Percutaneous Vertebroplasty It is done for vertebral compression fracture (osteoporosis, cancer with metastasis, haemangioma of vertebral body etc.) with severe pain. (51-56) Here, an 11G needle is introduced through pedicle under C-arm guidance. Then low viscosity bone cement is introduced into the fractured bone. Caution should be taken so that bone cement does not come in contact with nerves in the epidural space/foramen.
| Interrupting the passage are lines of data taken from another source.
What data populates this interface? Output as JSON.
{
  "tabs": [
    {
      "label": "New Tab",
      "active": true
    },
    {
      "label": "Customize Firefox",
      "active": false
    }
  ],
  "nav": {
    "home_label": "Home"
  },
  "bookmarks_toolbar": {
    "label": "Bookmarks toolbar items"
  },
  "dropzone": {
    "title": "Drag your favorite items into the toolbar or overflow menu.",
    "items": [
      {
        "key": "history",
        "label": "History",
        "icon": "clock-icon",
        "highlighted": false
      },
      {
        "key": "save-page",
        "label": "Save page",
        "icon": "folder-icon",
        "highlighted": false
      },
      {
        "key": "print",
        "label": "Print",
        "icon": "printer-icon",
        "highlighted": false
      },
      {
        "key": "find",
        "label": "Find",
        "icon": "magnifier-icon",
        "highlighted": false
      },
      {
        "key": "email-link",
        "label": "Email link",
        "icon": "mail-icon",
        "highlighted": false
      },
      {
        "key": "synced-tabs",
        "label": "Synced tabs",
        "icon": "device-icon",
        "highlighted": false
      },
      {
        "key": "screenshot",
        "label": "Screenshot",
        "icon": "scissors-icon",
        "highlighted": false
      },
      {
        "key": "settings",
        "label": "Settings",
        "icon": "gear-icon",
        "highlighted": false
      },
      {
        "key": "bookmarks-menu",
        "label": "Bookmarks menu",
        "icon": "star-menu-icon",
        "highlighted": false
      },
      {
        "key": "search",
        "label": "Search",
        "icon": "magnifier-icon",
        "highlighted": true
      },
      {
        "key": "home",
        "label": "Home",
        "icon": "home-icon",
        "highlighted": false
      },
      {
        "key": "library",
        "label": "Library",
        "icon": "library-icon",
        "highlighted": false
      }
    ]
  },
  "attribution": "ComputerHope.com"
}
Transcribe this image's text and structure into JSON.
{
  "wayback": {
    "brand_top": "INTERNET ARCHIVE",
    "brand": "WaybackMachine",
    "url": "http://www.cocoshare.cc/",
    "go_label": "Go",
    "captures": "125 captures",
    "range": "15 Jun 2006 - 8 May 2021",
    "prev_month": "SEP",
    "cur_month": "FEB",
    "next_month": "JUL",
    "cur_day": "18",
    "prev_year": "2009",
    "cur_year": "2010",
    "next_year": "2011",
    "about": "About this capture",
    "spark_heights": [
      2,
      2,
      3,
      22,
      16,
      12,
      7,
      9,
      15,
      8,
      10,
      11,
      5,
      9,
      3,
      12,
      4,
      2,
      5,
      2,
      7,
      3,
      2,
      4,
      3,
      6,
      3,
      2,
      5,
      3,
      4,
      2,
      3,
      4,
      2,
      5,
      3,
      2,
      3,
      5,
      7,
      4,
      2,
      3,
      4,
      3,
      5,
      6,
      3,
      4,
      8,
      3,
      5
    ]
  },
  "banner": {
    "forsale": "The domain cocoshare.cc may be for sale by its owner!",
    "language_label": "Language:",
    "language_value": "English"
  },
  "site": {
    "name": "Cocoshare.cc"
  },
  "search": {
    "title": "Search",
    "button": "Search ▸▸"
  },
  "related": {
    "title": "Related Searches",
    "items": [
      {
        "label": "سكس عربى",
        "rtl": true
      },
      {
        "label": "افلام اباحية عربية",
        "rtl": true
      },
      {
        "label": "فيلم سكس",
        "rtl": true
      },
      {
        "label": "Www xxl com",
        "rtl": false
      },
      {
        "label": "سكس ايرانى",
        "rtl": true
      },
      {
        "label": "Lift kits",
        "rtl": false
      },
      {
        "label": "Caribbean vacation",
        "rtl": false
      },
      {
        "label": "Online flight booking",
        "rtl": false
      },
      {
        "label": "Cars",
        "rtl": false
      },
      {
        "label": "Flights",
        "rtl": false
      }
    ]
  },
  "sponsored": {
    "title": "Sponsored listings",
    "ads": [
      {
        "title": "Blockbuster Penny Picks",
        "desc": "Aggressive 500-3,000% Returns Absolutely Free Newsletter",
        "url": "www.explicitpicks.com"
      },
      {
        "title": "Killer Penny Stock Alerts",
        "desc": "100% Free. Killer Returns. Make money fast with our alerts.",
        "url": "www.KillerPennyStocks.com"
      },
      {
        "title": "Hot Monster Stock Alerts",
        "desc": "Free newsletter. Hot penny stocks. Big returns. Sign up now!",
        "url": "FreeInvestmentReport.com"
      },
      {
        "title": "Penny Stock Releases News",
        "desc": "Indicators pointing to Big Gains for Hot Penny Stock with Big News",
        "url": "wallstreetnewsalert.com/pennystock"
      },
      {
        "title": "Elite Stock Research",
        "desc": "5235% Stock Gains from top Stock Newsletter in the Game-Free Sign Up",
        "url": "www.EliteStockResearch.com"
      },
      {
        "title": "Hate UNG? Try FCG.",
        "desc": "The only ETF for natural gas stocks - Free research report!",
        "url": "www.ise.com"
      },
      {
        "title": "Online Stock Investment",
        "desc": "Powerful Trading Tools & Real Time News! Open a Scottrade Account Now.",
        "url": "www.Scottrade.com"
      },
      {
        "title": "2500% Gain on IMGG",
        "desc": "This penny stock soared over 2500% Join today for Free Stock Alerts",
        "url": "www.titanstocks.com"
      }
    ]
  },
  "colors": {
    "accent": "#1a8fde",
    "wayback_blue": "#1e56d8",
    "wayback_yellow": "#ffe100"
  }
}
It stabilizes the spine and gives immediate pain relief.

Lumber sympathetic block Sympathetic dystrophy may be the cause of pain in a significant number of cases. (11,57) Neurolysis of Lumber sympathetic chain using alcohol/ phenol or RF ablation gives relief in Complex Regional Pain Syndrome/ causalgia/ Sympathetic dystrophy etc. (57-58) Similarly Neurolysis/ RF ablation of ganglion Impar and superior hypogastric plexus gives pain relief in low back, buttock and perineal area due malignancy of pelvic organs or in non-cancer chronic pain. (59-61) There are different choices of IPM procedures for similar type of problem. Before choosing a particular procedure, diagnostic intervention is advisable to assess the outcome of therapeutic procedure. In short IPM procedures have revolutionized the management of spinal pain.